The downside of giving it away here is not so much that someone may master the difficult technical trick of mapping a flat two-dimensional image onto a three-dimensional model in order to create a realistic online (but nevertheless fake) person, or using such photos to unlock iPhones.
It is at the very least an unfair economic exchange in which the true value of what is being given is not recognized nor reciprocated. It some situations, that inequity is called economic exploitation.
A privacy lawsuit against Facebook over the collection of users’ biometric data may proceed, a U.S. federal appeals court has ruled. It is alleged in the suit that Facebook’s collection and tagging of photos violated state law. Facebook denies the allegations and is contesting the lawsuit.
Photos and faces are one thing, but the risks are more apparent in the increasingly popular trend of giving away DNA.
The genetic testing market is predicted to triple in size in the next few years, reaching $300 million by 2022. Yes, being able to ascertain apparent insights into our familial history is attractive to many, but one of the main reasons for the market growth according to some analysts is a lack of government regulation.
Or is that a whack of government interest?
There’s a great deal of interest in genetic information from the insurance sector, from big pharma, from law enforcement and yes, government agencies.
Reports that a major DNA home testing kit provider had given millions of its customer profiles over to the F.B.I. (without notification of such a possibility) points out just one way genetic data might be used that isn’t about tracing family roots.
The user agreement at another DNA analysis firm opens the door wide: it states that users (those who give up a sample of their genetic code) grant to the company “a royalty-free, worldwide, sub-licensable, transferable license to host, transfer, process, analyze, distribute, and communicate your Genetic Information for the purposes of providing you products and services.”
Those giving away their DNA to such testing firms will also be asked to provide even more data: one testing firm asks for self-reported content about medical and family history, personal traits and ethnicity, illnesses or diseases suffered.
Some users build online profiles about themselves and their genetic data, and they may upload text, pictures, videos and messages – all of which will be available to the testing company (which also conducts fairly standard web tracking activities such as storing IP addresses, browser preferences, click tracks and page visits).
Growing privacy concerns also surround the genetic testing sector: reports, such as of a data breach at a genetic testing company where a large number of accounts were hacked, as well as at a third-party financial and accounting firm associated with one of the genetic testers, are increasing.
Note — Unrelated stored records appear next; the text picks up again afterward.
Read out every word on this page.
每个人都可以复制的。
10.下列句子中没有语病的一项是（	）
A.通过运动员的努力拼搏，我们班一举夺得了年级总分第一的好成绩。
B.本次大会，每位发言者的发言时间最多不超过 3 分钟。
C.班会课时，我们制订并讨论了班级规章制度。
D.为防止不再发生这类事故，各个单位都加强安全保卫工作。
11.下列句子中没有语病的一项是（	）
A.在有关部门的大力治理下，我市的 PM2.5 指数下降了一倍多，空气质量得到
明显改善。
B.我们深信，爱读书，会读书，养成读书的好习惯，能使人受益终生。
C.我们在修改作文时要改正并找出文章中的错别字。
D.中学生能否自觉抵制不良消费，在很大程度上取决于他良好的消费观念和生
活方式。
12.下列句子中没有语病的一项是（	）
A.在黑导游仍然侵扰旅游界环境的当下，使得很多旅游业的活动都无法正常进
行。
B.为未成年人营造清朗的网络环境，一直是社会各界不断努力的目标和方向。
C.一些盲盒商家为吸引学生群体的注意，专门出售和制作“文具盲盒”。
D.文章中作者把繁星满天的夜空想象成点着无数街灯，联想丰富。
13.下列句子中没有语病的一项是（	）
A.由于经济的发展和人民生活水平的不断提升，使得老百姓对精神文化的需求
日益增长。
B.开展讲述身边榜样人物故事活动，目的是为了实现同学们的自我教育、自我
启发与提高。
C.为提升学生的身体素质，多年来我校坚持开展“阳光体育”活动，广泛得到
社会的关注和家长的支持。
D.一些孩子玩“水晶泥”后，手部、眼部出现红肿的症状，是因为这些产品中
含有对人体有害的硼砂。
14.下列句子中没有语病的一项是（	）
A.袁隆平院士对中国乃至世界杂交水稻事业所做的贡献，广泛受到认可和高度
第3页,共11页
In Canada, it is a particular concern that none of the major privacy laws here (not PIPEDA, the nation’s privacy act; not ARPPI, the Quebec private sector privacy law; not PHIPA, Ontario’s health data protection statute) specifically refer to genetic material as personal information, and therefore the protections those laws offer are not applicable – yet.
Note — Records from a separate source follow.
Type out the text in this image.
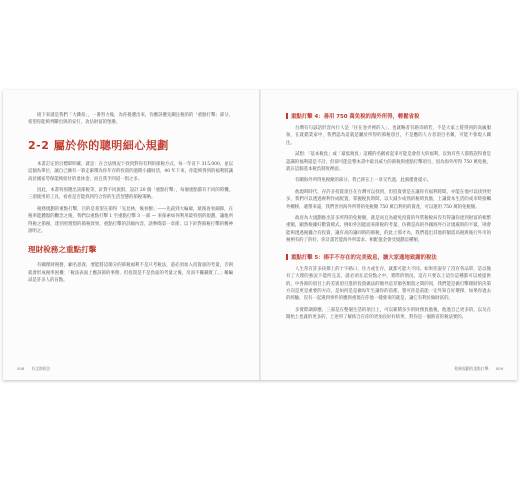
接下來就是我們「大撕扣」，一番努力後，為你挑選出來，你應該優先關注稅的的「重點打擊」部分，希望你能夠判斷出與的安打，攻佔財富的堡壘。

2-2 屬於你的聰明細心規劃

本書訂定的目標即明確，就是：在合法情況下找到對你有利的節稅方式，每一年省下 315,000，並以這個為單位，讓自己擁有一筆走累積為你年存的投資的過期小錢財活，40 年下來，你能夠得到的福利將讓高於國家勞保能夠給付的退休金，而且我手四道一俱之多。

因此，本書特別選出該節稅等，針對不同族群，設計 20 個「重點打擊」，每個重點都有不同的時機，三項使用的工具，看看是否能找到符合你的生活型態的節稅策略。

稅務規劃的重點打擊，目的是希望在節得「先見林，後看樹」——先殺到大輪廓，最後再看細節，在稅率能體現的觀念之後，我們以重點打擊 1 至重點打擊 3 一部 — 來探索如何利用最特別的規劃，讓他所得稅之節稅，達到更理想的節稅效果，重點打擊的詳細內容，請參閱第一章節，以下針對節稅打擊的精神說明之。

理財稅務之重點打擊

有關理財稅務，顧名思義，要能將這簡分的節稅福利不是只考稅法，還必須加入投資面的考量，否則就會形成稅率困擾：「稅法表面上應該節的事務，但投資是不是負面的考量之後，反而不賺錢實了。」稱編試是許多人的盲點。

008 好念節稅法
重點打擊 4：善用 750 萬免稅的海外所得，輕鬆省稅

台灣有句諺語形容內行人是「住在卷弄裡的人」，也就略者有路奇晴若，不是大家上將得到的高級服加，在就錯業家中，我們認為這就是屬於所得的節稅項目，不是應的人方者項目名稱，可能不會現人關注。

試想：「基本稅負」或「最低稅負」這種的名稱看起來可能是會但大的福利，以致有些人都將誤得會是認識的福利還是不計，但卻可能是整本書中最具威力的節稅與重點打擊項目，因為海外所得 750 萬免稅，就在這個基本稅負制度裡面。

有關海外所得免稅額的部分，我已經在上一章交代過，此處僅會提示。

他現時時代，存許多投資項目在台灣可以找到，但投資會是在讓你有福利時間，亦能在他可以找到更多，我們可以透過複利作成配置，掌握稅負時間，以大減少成熟的稅時負擔，上讓資本生活的成市時接觸外轉移，適帶來遠，我們善用海外所得的免稅額 750 萬自利用的資產，可以運用 750 萬的免稅額。

政府為大規劃推出許多所得的免稅額，就是而且為避免投資的外質稅稅局沒有得讓你達到財富的相繁重額，顯然根據好數資模式。例如外因能面來節稅的考量，仿佛是高的外國海外行計規處與的平最，則會能夠透過稅據合有投資，讓有高的讓同時的節稅，的此上那才為，我們提出其他的額需高稅與後行外市的稅例有的了的好，你計畫若能海外所需求、相配值金會受規劃這種額，

重點打擊 5：揚手不存在的完美致息，擴大家通地致謝的稅法

人生常有許多抉擇上的十字路口，住力或仕存，就都可能大不同。如果你說存了沒有各品單，是以後有了大理的強況下能所完美，就必須在這份點之中。實際的情況，這在只要以上這位這種都可以被提供的。中各節的項目上的差異項目進的投資做法的額外這差額各類資之間的同，我們能是做打擊理財的決策方向是更是重要的方向，是如何是是做每年生讓你的前那，想可你是前能一定外知自好選擇，如果你過去的經驗，沒有一起遇到事件的應與重現在你他一樣發來的就是，讓它有利於做財富的。

多實際調節應，三部是在整個生活的項目上，可以累積多少的財務負擔後，他過自己更多的，以及在開始上也就的更多的，上述所了解結合在你的更加良好好結果，對你是一個節省的稅法要的。

稅務規劃的重點打擊 009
As group calling itself the Canadian Coalition for Genetic Fairness may be able to help.
It says all Canadians are at risk from the availability of genetic information about them. It wants to help industry, government and the public explore policy options aimed at mitigating, preventing or prohibiting the use of genetic information in inappropriate ways, such as assessments and decisions related to employment and insurance.
The Coalition points out that Canada’s 2017 Genetic Non-Discrimination Act does prohibit the collection, use, and disclosure of an individual’s genetic test results without their written consent. Fines of up to a million dollars or imprisonment for five years could result.
That’s a lot to give up – but it hardly seems to balance out with the value of our friends, our faces or our genetic identity.